In another version of the legend, when Finn saw how big Benandonner was, he asked his wife to disguise him as a baby.
But in either case, when Benandonner was how big the baby was, he assumed that Fionn was gigantic indeed and fled home in terror. As he ran, Benandonner ripped the Causeway so that Fionn couldn’t follow him.
Another version of the legend has it that Oonagh pained a rock to look like a stake and gave it to Benandonner, while giving a normal stake to the baby (Finn). When Benandonner saw that the baby could eat it so easily, he ran away, ripping the Causeway.
Yet another legend has it that Finn spend much time trying to build a bridge to Scotland because he was challenged by another giant. One day, a boatman told him that his opponent was much bigger than he was and Finn told his wife that he needed to come up with a plan to dress him up as a baby. When the opponent came, Oonagh told him that Finn was out cutting wood and showed him the baby. Terrified at the thought of how big Finn could be, he ran to Scotland, throwing random rocks from the Causeway into the sea.
The amazing natural phenomenon was discovered in 1693 by Sir Richard Bulkeley. In 1697, draughtsman was sent to make drawings of the Natural Curiosity. At the time there was much debate whether the Causeway was created by men, nature or by giants.
In 1771, Demarest announced that the origin of the causeway was volcanic.
It is free to visit the Causeway. The Visitors Center is open year-round, from 9:30 a.m., expect on Christmas Day and New Year’s Day. But the Causeway itself can be accessed year round. From the Visitors Center, there’s a Causeway Coaster minibus which takes tourists to the stones.
Within the Visitors Center there’s a tea-room which offers hot drinks and light refreshments. It is open daily from March until the middle of November and only during weekends on the interim period.
Book a Giant’s Causeway Tour from Belfast.

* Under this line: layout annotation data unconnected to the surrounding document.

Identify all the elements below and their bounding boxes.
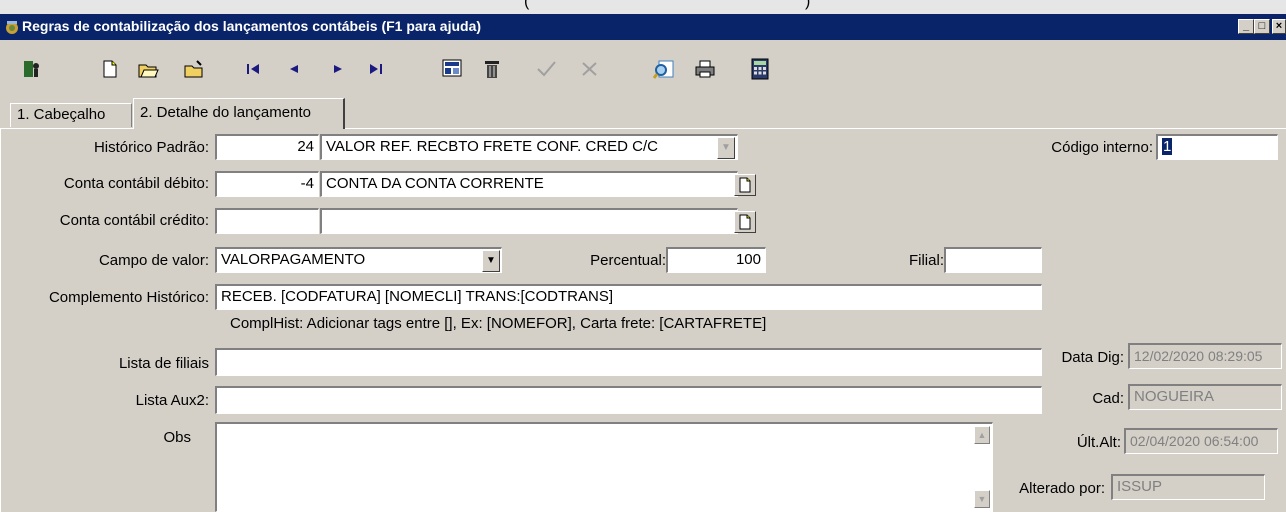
search-icon[interactable] xyxy=(652,57,676,81)
top-strip xyxy=(0,0,1286,14)
tab-cabecalho[interactable]: 1. Cabeçalho xyxy=(10,103,132,127)
campo-valor-value: VALORPAGAMENTO xyxy=(221,251,366,268)
conta-credito-code-field[interactable] xyxy=(215,208,319,234)
document-icon xyxy=(739,214,751,230)
document-icon xyxy=(739,177,751,193)
conta-credito-label: Conta contábil crédito: xyxy=(59,212,209,229)
complemento-historico-label: Complemento Histórico: xyxy=(48,289,209,306)
cancel-icon[interactable] xyxy=(578,57,602,81)
historico-padrao-code-field[interactable]: 24 xyxy=(215,134,319,160)
conta-debito-code-field[interactable]: -4 xyxy=(215,171,319,197)
close-button[interactable]: × xyxy=(1272,19,1286,34)
confirm-icon[interactable] xyxy=(534,57,558,81)
last-record-icon[interactable] xyxy=(364,57,388,81)
historico-padrao-description: VALOR REF. RECBTO FRETE CONF. CRED C/C xyxy=(326,138,658,155)
lista-aux2-label: Lista Aux2: xyxy=(135,392,209,409)
open-folder-icon[interactable] xyxy=(182,57,206,81)
print-icon[interactable] xyxy=(693,57,717,81)
top-right-paren: ) xyxy=(805,0,811,10)
top-left-paren: ( xyxy=(524,0,530,10)
historico-padrao-select[interactable]: VALOR REF. RECBTO FRETE CONF. CRED C/C xyxy=(320,134,738,160)
obs-textarea[interactable] xyxy=(215,422,993,512)
next-record-icon[interactable] xyxy=(326,57,350,81)
complemento-hint: ComplHist: Adicionar tags entre [], Ex: … xyxy=(230,315,767,332)
percentual-field[interactable]: 100 xyxy=(666,247,766,273)
historico-padrao-label: Histórico Padrão: xyxy=(93,139,209,156)
first-record-icon[interactable] xyxy=(241,57,265,81)
new-icon[interactable] xyxy=(98,57,122,81)
percentual-label: Percentual: xyxy=(590,252,666,269)
alterado-por-label: Alterado por: xyxy=(1019,480,1105,497)
alterado-por-field: ISSUP xyxy=(1111,474,1265,500)
filial-field[interactable] xyxy=(944,247,1042,273)
open-icon[interactable] xyxy=(136,57,160,81)
data-dig-label: Data Dig: xyxy=(1061,349,1124,366)
conta-credito-description-field[interactable] xyxy=(320,208,738,234)
obs-scroll-up-button[interactable]: ▲ xyxy=(974,426,990,444)
cad-field: NOGUEIRA xyxy=(1128,384,1282,410)
historico-padrao-dropdown-button[interactable]: ▼ xyxy=(717,137,735,159)
complemento-historico-field[interactable]: RECEB. [CODFATURA] [NOMECLI] TRANS:[CODT… xyxy=(215,284,1042,310)
obs-label: Obs xyxy=(163,429,191,446)
edit-icon[interactable] xyxy=(440,57,464,81)
delete-icon[interactable] xyxy=(480,57,504,81)
maximize-button[interactable]: □ xyxy=(1254,19,1270,34)
codigo-interno-value: 1 xyxy=(1162,138,1173,155)
conta-debito-lookup-button[interactable] xyxy=(734,174,756,196)
obs-scroll-down-button[interactable]: ▼ xyxy=(974,490,990,508)
ult-alt-field: 02/04/2020 06:54:00 xyxy=(1124,428,1278,454)
campo-valor-dropdown-button[interactable]: ▼ xyxy=(482,250,500,272)
filial-label: Filial: xyxy=(908,252,944,269)
tab-panel-edge xyxy=(0,129,1,512)
tab-detalhe-lancamento[interactable]: 2. Detalhe do lançamento xyxy=(133,98,345,129)
window-title: Regras de contabilização dos lançamentos… xyxy=(22,18,482,34)
conta-credito-lookup-button[interactable] xyxy=(734,211,756,233)
cad-label: Cad: xyxy=(1092,390,1124,407)
campo-valor-select[interactable]: VALORPAGAMENTO xyxy=(215,247,502,273)
data-dig-field: 12/02/2020 08:29:05 xyxy=(1128,343,1282,369)
calculator-icon[interactable] xyxy=(748,57,772,81)
minimize-button[interactable]: _ xyxy=(1238,19,1254,34)
lista-filiais-label: Lista de filiais xyxy=(118,355,209,372)
campo-valor-label: Campo de valor: xyxy=(98,252,209,269)
lista-aux2-field[interactable] xyxy=(215,386,1042,414)
conta-debito-description-field[interactable]: CONTA DA CONTA CORRENTE xyxy=(320,171,738,197)
codigo-interno-label: Código interno: xyxy=(1051,139,1153,156)
conta-debito-label: Conta contábil débito: xyxy=(63,175,209,192)
lista-filiais-field[interactable] xyxy=(215,348,1042,376)
previous-record-icon[interactable] xyxy=(282,57,306,81)
codigo-interno-field[interactable]: 1 xyxy=(1156,134,1278,160)
ult-alt-label: Últ.Alt: xyxy=(1076,434,1121,451)
exit-icon[interactable] xyxy=(20,57,44,81)
app-icon xyxy=(4,19,20,35)
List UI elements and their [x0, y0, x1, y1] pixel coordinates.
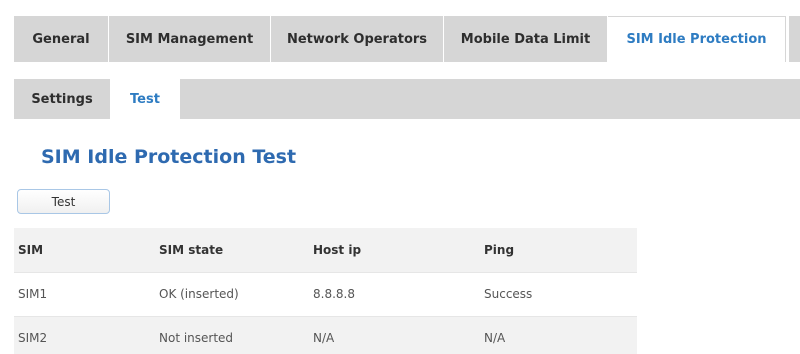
cell-sim-state: OK (inserted) — [159, 287, 239, 301]
table-row: SIM2 Not inserted N/A N/A — [14, 316, 637, 354]
table-row: SIM1 OK (inserted) 8.8.8.8 Success — [14, 272, 637, 316]
tab-bar-edge — [789, 16, 800, 62]
cell-ping: Success — [484, 287, 533, 301]
sub-tab-bar: Settings Test — [14, 79, 800, 119]
subtab-settings[interactable]: Settings — [14, 79, 111, 119]
tab-mobile-data-limit[interactable]: Mobile Data Limit — [444, 16, 608, 62]
test-button[interactable]: Test — [17, 189, 110, 214]
cell-ping: N/A — [484, 331, 506, 345]
table-header-row: SIM SIM state Host ip Ping — [14, 228, 637, 272]
column-header-ping: Ping — [484, 242, 515, 257]
results-table: SIM SIM state Host ip Ping SIM1 OK (inse… — [14, 228, 637, 354]
subtab-test[interactable]: Test — [111, 79, 180, 119]
tab-sim-idle-protection[interactable]: SIM Idle Protection — [608, 16, 786, 62]
column-header-sim-state: SIM state — [159, 242, 224, 257]
column-header-host-ip: Host ip — [313, 242, 362, 257]
cell-host-ip: N/A — [313, 331, 335, 345]
page-title: SIM Idle Protection Test — [41, 146, 297, 168]
cell-sim: SIM2 — [18, 331, 48, 345]
cell-sim-state: Not inserted — [159, 331, 234, 345]
page: General SIM Management Network Operators… — [0, 0, 800, 354]
column-header-sim: SIM — [18, 242, 44, 257]
tab-network-operators[interactable]: Network Operators — [271, 16, 444, 62]
top-tab-bar: General SIM Management Network Operators… — [14, 16, 786, 62]
cell-sim: SIM1 — [18, 287, 48, 301]
tab-sim-management[interactable]: SIM Management — [109, 16, 271, 62]
cell-host-ip: 8.8.8.8 — [313, 287, 355, 301]
tab-general[interactable]: General — [14, 16, 109, 62]
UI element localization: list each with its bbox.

There are many interesting walks along the Causeway and here is a short list of what you can do:
Giants Causeway Walk: you can approach the Causeway directly from the road (either on foot or by bus). Another option is the longer, 3 km route, which follows the cliff path to Shepherd’s Steps and goes by the Causeway.
The organ to Reostan: this can be reached by the lower path either from the Shepherd’s Steps or from by Giant’s Causeway. It continues to the Port Reostan viewpoint. It is a 3.5 km walk.
Dunseverick Castle: this is a longer walk, along the top of the high cliffs. It’s a narrow path which turns slippery when wet. The scenery along the route is spectacular. From Dunseverick Castle, continue east and you’ll get to the Visitors Center.